Précisément, les autres dames arrivaient. Mouret les avait accompagnées, et il les retint un instant encore, pour leur montrer l'inspecteur Jouve, qui filait toujours la femme enceinte et son amie. C'était très curieux, on ne s'imaginait pas le nombre de voleuses qu'on arrêtait aux dentelles. Mme de Boves, qui l'écoutait, se voyait entre deux gendarmes, avec ses quarante cinq ans, son luxe, la haute situation de son mari; et elle était sans remords, elle songeait qu'elle aurait dû glisser le coupon dans sa manche. Jouve, cependant, venait de se décider à mettre la main sur la femme enceinte, désespérant de la prendre en flagrant délit, la soupçonnant d'ailleurs de s'être empli les poches, d'un tour de doigts si habile, qu'il lui échappait. Mais, quand il l'eut emmenée à l'écart et fouillée, il éprouva la confusion de ne rien trouver sur elle, pas une cravate, pas un bouton. L'amie avait disparu. Tout d'un coup, il comprit: la femme enceinte n'était là que pour l'occuper, c'était l'amie qui volait.

L'histoire amusa ces dames. Mouret, un peu vexé, se contenta de dire:

– Le père Jouve est refait cette fois… Il prendra sa revanche.

– Oh! conclut Vallagnosc, je crois qu'il n'est pas de taille… Du reste, pourquoi étalez-vous tant de marchandises? C'est bien fait, si l'on vous vole. On ne doit pas tenter à ce point de pauvres femmes sans défense.

Ce fut le dernier mot, qui sonna comme la note aiguë de la journée, dans la fièvre croissante des magasins. Ces dames se séparaient, traversaient une dernière fois les comptoirs encombrés.

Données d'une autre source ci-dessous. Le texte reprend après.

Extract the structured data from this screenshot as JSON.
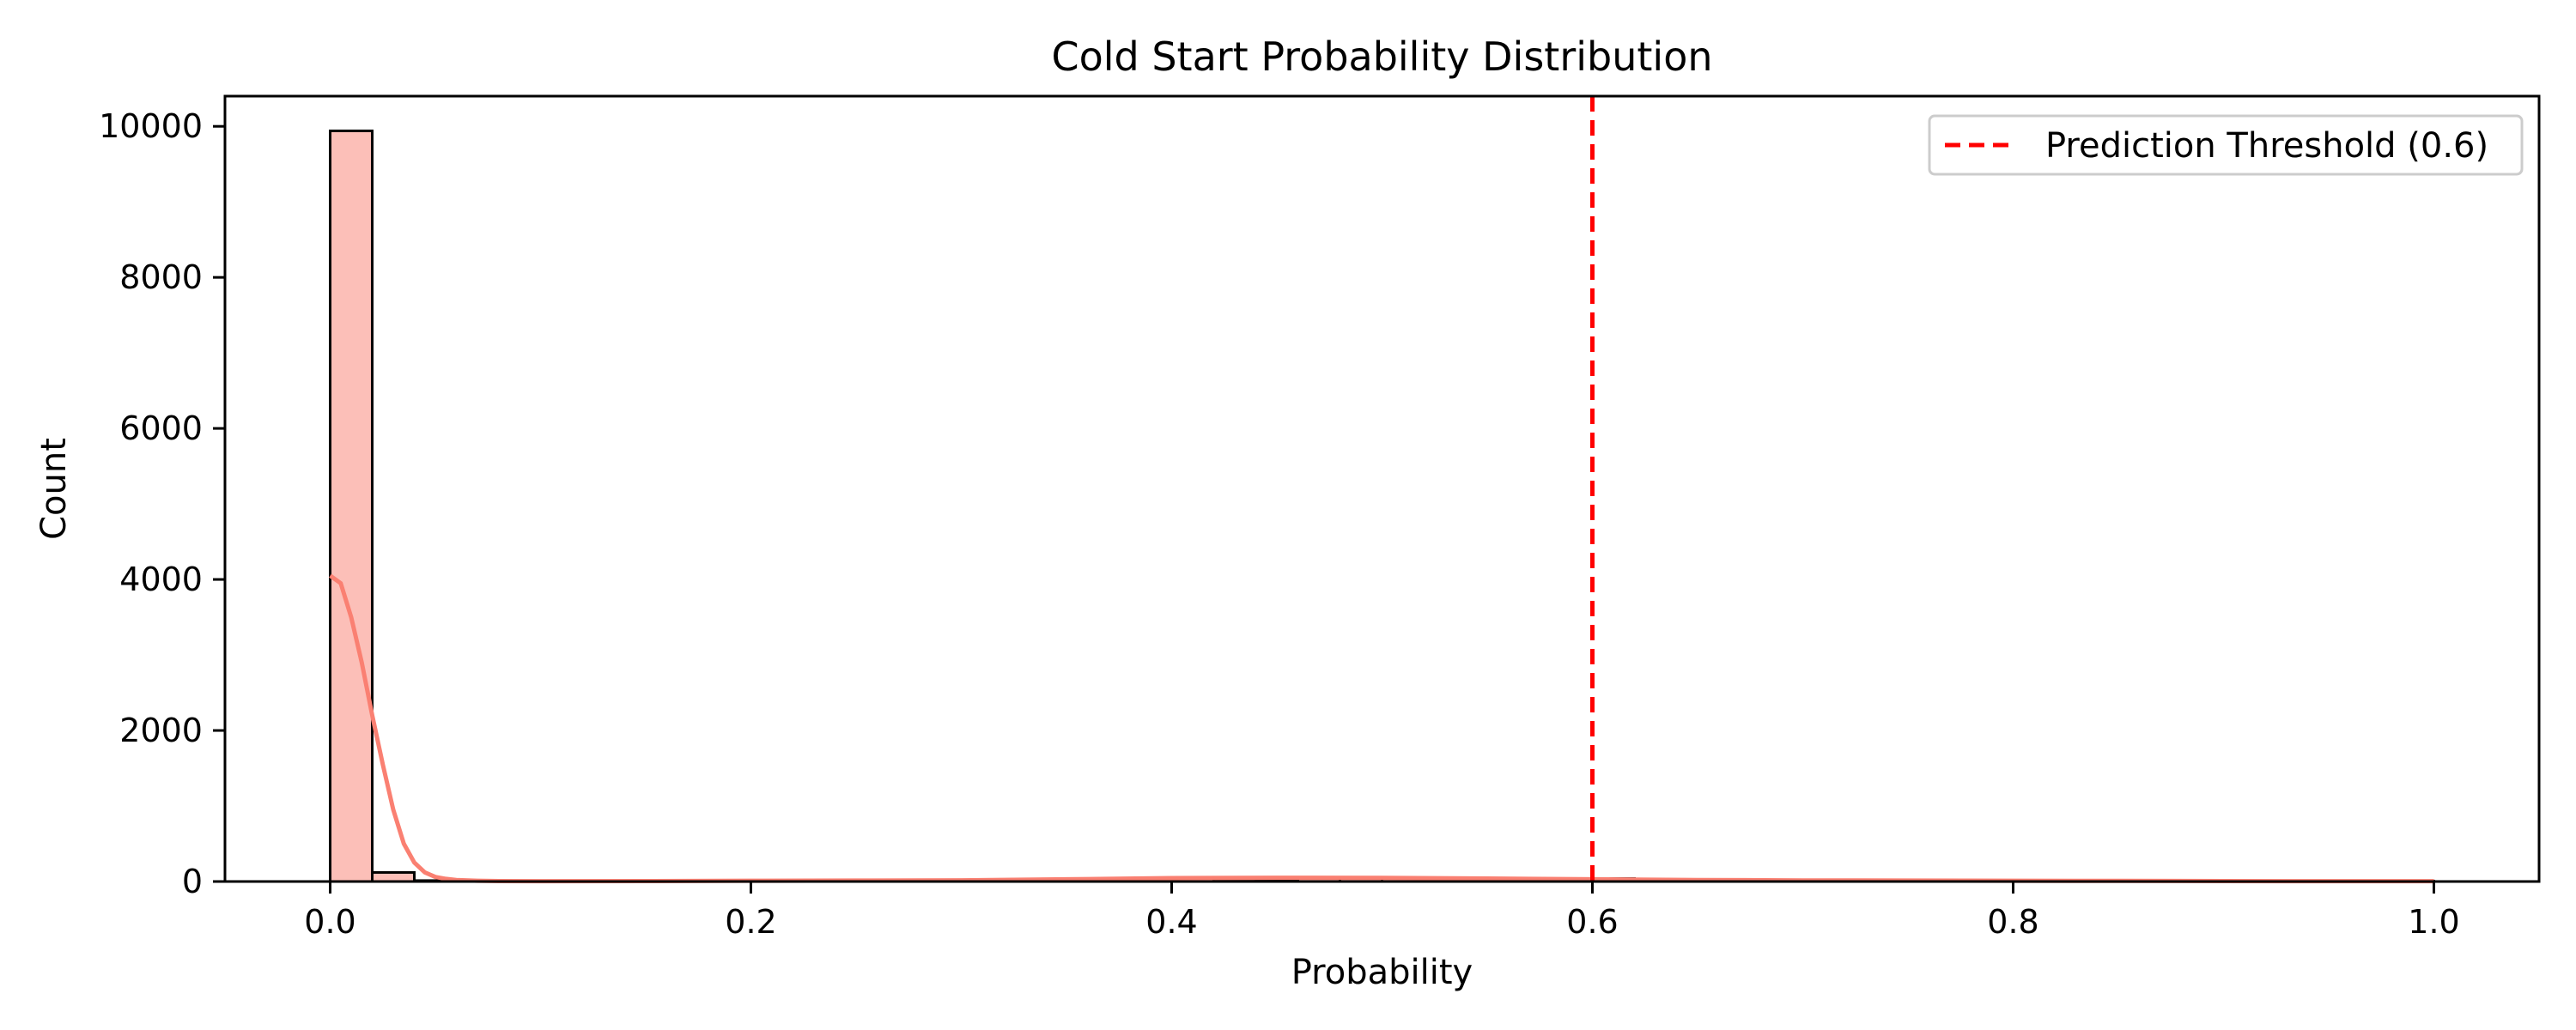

Il était quatre heures, les rayons du soleil à son coucher entraient obliquement par les larges baies de la façade, éclairaient de biais les vitrages des halls; et, dans cette clarté d'un rouge d'incendie, montaient, pareilles à une vapeur d'or, les poussières épaisses, soulevées depuis le matin par le piétinement de la foule. Une nappe enfilait la grande galerie centrale, découpait sur un fond de flammes les escaliers, les ponts volants, toute cette guipure de fer suspendue. Les mosaïques et les faïences des frises miroitaient, les verts et les rouges des peintures s'allumaient aux feux des ors prodigués. C'était comme une braise vive, où brûlaient maintenant les étalages, les palais de gants et de cravates, les girandoles de rubans et de dentelles, les hautes piles de lainage et de calicot, les parterres diaprés que fleurissaient les soies légères et les foulards. Des glaces resplendissaient. L'exposition des ombrelles, aux rondeurs de bouclier, jetait des reflets de métal. Dans les lointains, au delà de coulées d'ombre, il y avait des comptoirs perdus, éclatants, grouillant d'une cohue blonde de soleil.